その一つが「アクセス数」である。というより今のところ価値の基準は殆どこれしかないと思われているふしがある。確かに多くの人が見ているブログや記事ほど価値が大きいというのは間違いとは言えないがオレとしてはこれだけでは不満なのである。そもそもアクセス数というものは全ての人ががんばれば獲得できるというものではない。そこには競争の原理によるピラミッド型のヒエラルキーが必ず確立されてしまうからである。ここの記事で書いた「コウチョウ効果」というのも実はこのアクセス信仰みたいなものに対するアンチテーゼという意味合いがあったりする。(・・・多分)

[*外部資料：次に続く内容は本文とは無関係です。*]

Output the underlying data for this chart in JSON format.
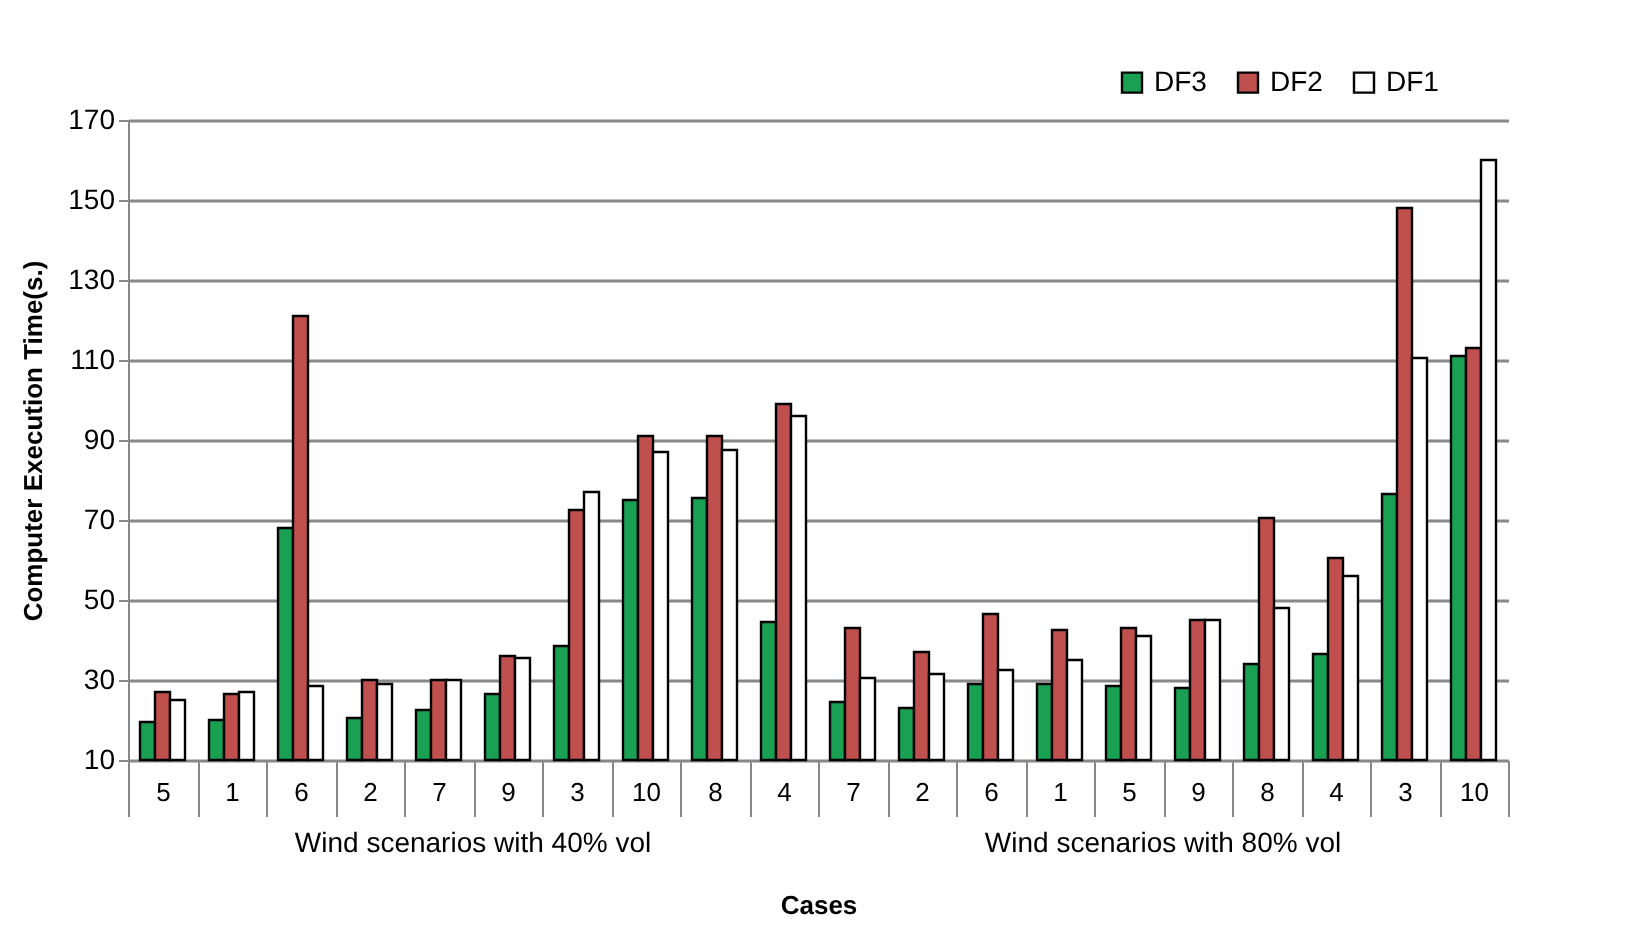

で、オレがこのアクセス数というものに対するもう一つの価値の基準、情報に対する重み付けになると思っているのが「記事を関連付けさせる事」なのだ。そしてこれがブログのブログたる所以の「トラックバック」の意味であり、面白いところでもあると思っている。弘毅さんが言うようにこれはブログ(とその記事)をニューロンとすればシナプスに相当すると言えそうだが、それによって関連付けられた記事はアクセス数というピラミッド型の縦の軸に対する横の軸となり、それは競争とは無縁であり要はやる気があれば成果があがるものでもある。(もちろん関連付けさせる、つまりトラバを送る事はアクセスUPにも繋がるのだけど)


で、それをやるとどうなるのか?というと正直よくは分からない。
非常に複雑な構造ができあがる。それは脳の構造に酷似している。関連性を考慮した記事はいわば意識レベルに定着した記憶、と言えそうである。それが表すのは「思考」であるのかもしれない。思考とは記憶の操作であるという。「我思う故に我あり」で思う事、考える事ができるのは意識レベルに定着した記憶があるからだ。それが関連性によって繋がっていく事で「思考」になる。そうだとするとそこには「メタ意識」みたいのができるかも・・・とまで考えたら妄想か?
ともかく。
全ての記事を関連付けさせる必要はまったくないし無理である。脳においても入力された情報で定着した記憶として残るのは極わずかなのだから。しかし関連付けさせる必要のある記事というのがあると思うし、そうする事でより意義深くなるのではないかと思う。
そういうわけでこのブログの記事を関連付けさせていく運動(?)を、
〜メタ脳化プロジェクト〜
命名してみる。まぁ特に何するというわけでもないが、この一連の記事はそれを勧めてきたわけで、記事によってはきちんと関連記事を探してトラバするとか、よそのブログの記事のコメント欄などに関連情報を提供するとか、まぁそういう地道な努力をしていくという事になると思う。
それでどうなるのか。未来は分からないから面白い、というしかない。